What makes this stuff even possible is open protocols and open source code. I could never do anything like this myself, but if the protocols are published and there is sample code out there I can usually hack things together. In the case of Bluesky the protols are open and there is good documentation. For my website, which runs on Drupal, someone had already contributed a low level module that provides a gateway to the Bluesky service. It still took me a couple of days and a couple of hundred lines of code to put it all together, but its now working. Once I finish this post and review it, I'll just click a button right here on my website to post a link to it on Bluesky. 
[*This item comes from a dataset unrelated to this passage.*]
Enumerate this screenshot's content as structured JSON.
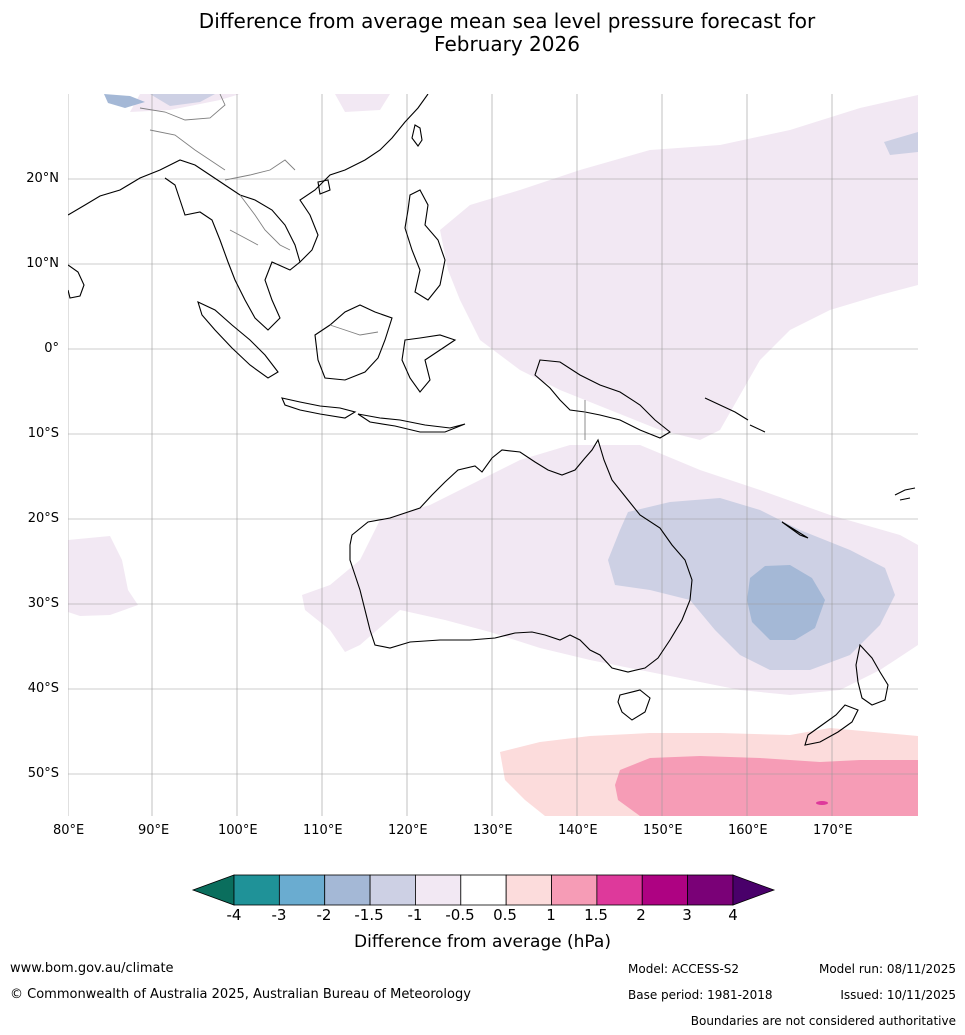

I gotta say I'm not really very good at coding. I write good code mind you, but I'm so slow and it takes me forever to find the answers I need and figure things out. This of course is a direct result of the rapid deterioration of my 76 year old brain. But the other side of that is that I've got to think coding is a really good thing for us old folks to keep our brains from rotting even faster. Use it or lose it, so they say.

Writing code also seems to be a very fitting thing to be doing right now. I remembered something from the I Ching "The power of the dark is ascending. The light retreats to security, so that the dark cannot encroach upon it." I imagine much of the internet was created this way. What the tech moguls like Zuckerberg and Musk seem to forget is that the web totally runs on open source code. Without the open source networking code that the web relies on Facebook couldn't exist. And open source is about as radical and revolutionary an idea as ever was. Anyone can use it but no one can own it. If you change it you have to share your changes back to the community. So just writing code for open source platforms like Drupal and Bluesky can be seen as a type of resistance. 

Most of what's happening in the world right now is way way beyond my control. And really the code I'm writing is insignificant and will disappear the day my website goes offline. But for now I'm having fun and it's keeping me busy, at least until the next sunny day I can get out and ride my bike again.